Die Zahlung des Kaufpreises und von Nebenkosten (insg. 749.938 €) wurden ebenso wie die Darlehensauszahlung über das Konto des Ehemanns bei der Sparkasse A-Stadt abgewickelt, über das auch die Klägerin verfügungsbefugt war. Hierzu schrieb der Ehemann dem Konto am 30.04.2013 einen Betrag von 160.000 € aus seinem Betriebsvermögen gut. Am 02.05.2013 wurden die Darlehen von insg. 600.000 € dem Konto gutgeschrieben und am gleichen Tag der Kaufpreis von 700.000 € überwiesen. Ebenfalls am 02.05.2013 erfolgten über dieses Konto die Bezahlung der Maklerprovision (24.990 €), von Grundbuchkosten (1.498 €) und der Grunderwerbsteuer (23.450 €). Zudem wurden die Zins- und Tilgungsleistungen seit Mai 2013 in Höhe von monatlich 2.900 € für die genannten Sparkassendarlehen über das Konto angewiesen und vom Ehemann der Klägerin getragen.
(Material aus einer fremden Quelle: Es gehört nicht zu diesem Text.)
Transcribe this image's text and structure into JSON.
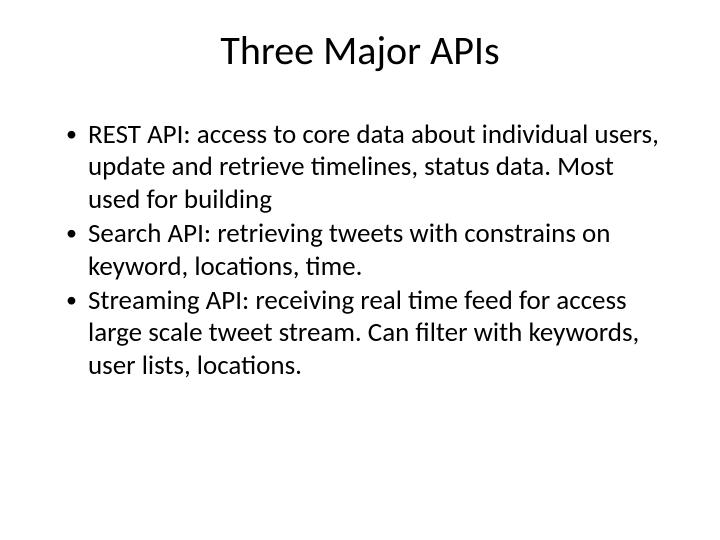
{
  "title": "Three Major APIs",
  "bullets": [
    "REST API: access to core data about individual users, update and retrieve timelines, status data. Most used for building",
    "Search API: retrieving tweets with constrains on keyword, locations, time.",
    "Streaming API: receiving real time feed for access large scale tweet stream. Can filter with keywords, user lists, locations."
  ]
}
In dem Duldungsbescheid ging der Beklagte von unentgeltlichen Zuwendungen des Ehemanns an die Klägerin aufgrund der gewährten Eigenmittel im Gesamtbetrag von 149.938,00 € und der monatlichen Zins- und Tilgungsleistungen von je 2.900 € für die Monate Mai 2013 bis Dezember 2015 (insg. i.H.v. 92.800 €) aus. Somit seien 242.738,00 € entsprechend der im Duldungsbescheid ausgewiesene Duldungspflicht aus dem Vermögen des Ehemanns an die Klägerin übertragen worden. Die Zahlungspflicht wurde gem. § 14 AnfG vorläufig gestellt, sobald und soweit die genannten Abgabenforderungen bestandskräftig festgesetzt worden seien.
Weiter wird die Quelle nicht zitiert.